Somebody's Miracle is probably my favorite live.
"I like to strip the big songs down when we're live, juxtaposition is exciting to me. (Guitarist) Dino Meneghin does a really good job of reining me in and making it sound like the album. He's the organized force and I'm the chaos. We work together like that," Phair laughs.
We turn to the music scene.
"I wish I could comment more," Phair sighs. "I just turned down the opportunity to be on the panel of the Short List, it's an award for music that doesn't get it. I think I'm turning it down because I'm not plugged in enough because I'm a mother. It goes like this: mother, relationship and career, friends, pop culture. I'm a victim of that exact reason why my career's not moving because I'm the same people that don't buy me. This group has to many things to do to be on top of it. I always believe that no matter what the culture is like out there, there's always gems coming along all the time. I feel like I usually find them. I find the ones that really mean something to me. I think the business should switch over to the new media arena faster."
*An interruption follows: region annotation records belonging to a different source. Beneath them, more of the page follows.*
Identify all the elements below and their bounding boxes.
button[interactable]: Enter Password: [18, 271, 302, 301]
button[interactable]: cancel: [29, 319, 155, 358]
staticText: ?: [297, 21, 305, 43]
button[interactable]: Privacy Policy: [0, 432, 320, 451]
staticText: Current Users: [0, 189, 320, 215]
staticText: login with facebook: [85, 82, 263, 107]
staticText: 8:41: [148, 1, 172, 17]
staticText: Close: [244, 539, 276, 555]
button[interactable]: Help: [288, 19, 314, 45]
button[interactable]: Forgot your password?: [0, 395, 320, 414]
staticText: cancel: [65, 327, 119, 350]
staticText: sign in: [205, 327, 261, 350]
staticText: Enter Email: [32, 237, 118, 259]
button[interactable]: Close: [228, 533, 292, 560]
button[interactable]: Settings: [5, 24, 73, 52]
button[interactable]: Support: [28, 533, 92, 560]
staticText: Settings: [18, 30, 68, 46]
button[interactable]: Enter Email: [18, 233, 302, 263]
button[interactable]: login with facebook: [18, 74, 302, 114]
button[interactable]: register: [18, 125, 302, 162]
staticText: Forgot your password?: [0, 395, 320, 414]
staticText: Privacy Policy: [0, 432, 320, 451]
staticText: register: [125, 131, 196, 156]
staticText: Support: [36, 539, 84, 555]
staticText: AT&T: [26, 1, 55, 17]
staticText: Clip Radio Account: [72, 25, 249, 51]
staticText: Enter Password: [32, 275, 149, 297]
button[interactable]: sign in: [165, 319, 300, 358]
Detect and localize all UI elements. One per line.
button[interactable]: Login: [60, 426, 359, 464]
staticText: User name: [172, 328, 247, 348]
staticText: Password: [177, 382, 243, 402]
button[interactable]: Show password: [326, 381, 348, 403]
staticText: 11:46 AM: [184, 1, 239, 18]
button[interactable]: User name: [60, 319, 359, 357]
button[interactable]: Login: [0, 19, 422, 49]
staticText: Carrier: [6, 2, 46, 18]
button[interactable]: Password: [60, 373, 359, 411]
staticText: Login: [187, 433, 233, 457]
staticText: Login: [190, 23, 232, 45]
Phair says that fans should take time to check out the pod cast at her Web site.
"I think everyone should be pod casting, it's really fun," Phair states.
But she's not totally pro when it comes to the Internet and computers.
"I'm not very good at it (the computer), but everything that I master I really enjoy. It changes my life for the better and I don't want to go back," Phair says.
"And Nick?" I ask.
Phair chuckles, "He's very good at that, he's better than I am. He's very computer savvy as all young kids are today."
With all this talk about the future of the music industry, I ask Phair what she feels has been the biggest change.
"I never thought that there wouldn't be heroes and the whole '60s, '70s, even the beginning of the '80s, there were sort of mythological creatures, now you've got U2 and Dave Matthews Band," Phair muses. "People don't follow a long story, nothing gets epic any more. Everything has that feeling of here today, gone tomorrow. I miss that. I miss having the mythological rock hero."
So what kind of advice would she give aspiring artists?
"Advice that I was given last year by my head of marketing," Phair replies. "Here's someone who's fully accomplished in the major label system and still, even at the top levels, there's this sense you've just got to do it yourself. You can apply all the current wisdom of the day to a project and if there isn't something that's being generated from the artist themselves, the passion for it and persistence, it just doesn't pan out. You still are, a young artist still is their best asset. People can't do this and capitalize on what you generate. They can't think it up for you. Maybe some people can, like David Foster, but that's not often. Keep believing in yourself and do what you're passionate about because by and large that will open doors or keep you alive."
I ask Phair what's in store for her in the future.
"I'm concentrating on what I'm doing right now," Phair says. "I have ideas about what I'd like to do, but I wouldn't want to say them. I say them sometimes and then I feel stupid that I said them. It's kind of embarrassing to talk about what you haven't done yet. I'll always make records; I have ideas about the kind of record I want to make next. In the future I would like to get off the track of having to bend to commercial needs all the time. It's frustrating. I'd like to finish the art that I start."
She adds that she is constantly writing, whether on tour or recording. It's when the mood strikes. Is there a key to all this inspiration -- where does it come from?
"I don't even know. I really don't," Phair shakes her head. "I have trouble with follow-through, but I never have trouble with starting. I don't know where it comes from, maybe I'm an Aries. I really don't know."